By Corrie Haffly

Feel the Color Burn

By Corrie Haffly

Again, let’s start with the Photoshop description of Color Burn:

Color Burn: Looks at the color information in each channel and darkens the base color to reflect the blend color by increasing the contrast. Blending with white produces no change.

Example 1

In this example, I started with a blue-to-white gradient layer, then overlaid it with a black-to-white gradient layer. The black-to-white layer was set to the color burn blending mode. (The result shows a strip of the original black-to-white layer for your comparison convenience.)

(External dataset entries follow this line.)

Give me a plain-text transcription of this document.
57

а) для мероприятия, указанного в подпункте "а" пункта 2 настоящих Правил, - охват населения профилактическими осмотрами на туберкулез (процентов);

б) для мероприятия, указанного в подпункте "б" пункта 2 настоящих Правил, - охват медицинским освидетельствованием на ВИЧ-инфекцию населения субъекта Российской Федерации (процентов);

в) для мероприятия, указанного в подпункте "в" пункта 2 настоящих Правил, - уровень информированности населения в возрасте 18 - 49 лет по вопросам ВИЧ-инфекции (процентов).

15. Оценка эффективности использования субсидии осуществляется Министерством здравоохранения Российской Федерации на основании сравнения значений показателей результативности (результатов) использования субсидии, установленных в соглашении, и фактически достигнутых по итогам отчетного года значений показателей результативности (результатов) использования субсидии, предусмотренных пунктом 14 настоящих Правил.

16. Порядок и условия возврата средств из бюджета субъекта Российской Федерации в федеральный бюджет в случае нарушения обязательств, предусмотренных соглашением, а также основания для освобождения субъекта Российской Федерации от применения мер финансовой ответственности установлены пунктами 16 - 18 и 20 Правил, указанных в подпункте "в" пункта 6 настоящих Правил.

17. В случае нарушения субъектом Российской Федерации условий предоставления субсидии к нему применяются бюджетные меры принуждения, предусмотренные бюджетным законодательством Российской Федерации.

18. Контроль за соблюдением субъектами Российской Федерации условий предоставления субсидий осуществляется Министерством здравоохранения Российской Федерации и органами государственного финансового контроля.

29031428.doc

This example demonstrates the “increasing the contrast” aspect of color burning. The darkness of the black-to-white layer doesn’t do much to the part of the gradient that is pure blue, but it does affect the “faded” part of the blue layer by giving it more contrast – making it “more blue.”

Example 2

In this example, I took the same blue-to-white base layer and overlaid it with a fuschia-to-white layer set to color burn. While I’m not completely sure what Photoshop means when it talks about “reflecting the blend color,” perhaps this is it: again, the left pure blue area is pretty much untouched, but the fuschia both increases the saturation of the lighter blue areas and also “blends” in a little bit.

Example 3

This example takes a rainbow layer and overlays it with a black-to-white and rainbow layer set to color burn. The result may be surprising! Looking at where the rainbow overlaps with the greyer parts of the black-and-white gradient “makes sense” to me — the contrast of the rainbow is definitely heightened by the grey gradient. It’s the other parts that may be unexpected. But what I like about this diagram is that it does show me what to expect when I burn colors onto other colors — for example, red is not really affected by any other color (is it a coincidence that red is associated with “hot”?).

Application: Make things pop!

On to my easy practical application. Let’s start with this picture of a dog:

It’s a cute dog, but the picture seems a little bit dull. So, I add a new layer on top, set it to Color Burn, and start painting on it with grey around the dog. (I set the opacity to be a little bit less so that the darkening effect wasn’t so stark.) I use different shades of grey to get the various patches of grass at about the same level of darkness.

And after only two minutes of manipulation, the dog really stands out!

  • Nice tutorial! Cool coincidence, too! Did you notice that the cyan, as opposed to the red, was affected by EVERY color? It looks like the blend mode is a combination of saturation and color overlay, with a strong bias towards the red channel.

  • A good tutorial for a newbie. I only use my photoshop to do very basic things, e.g. file format conversion, resize, etc.

  • boredboi

    I don’t really think using color burn for making the dog stand out is a good method at all.

    That said, there’s an idea for a tutorial for photoshop newbies… the levels / curves option! I think it’s a function almost anyone can benefit from.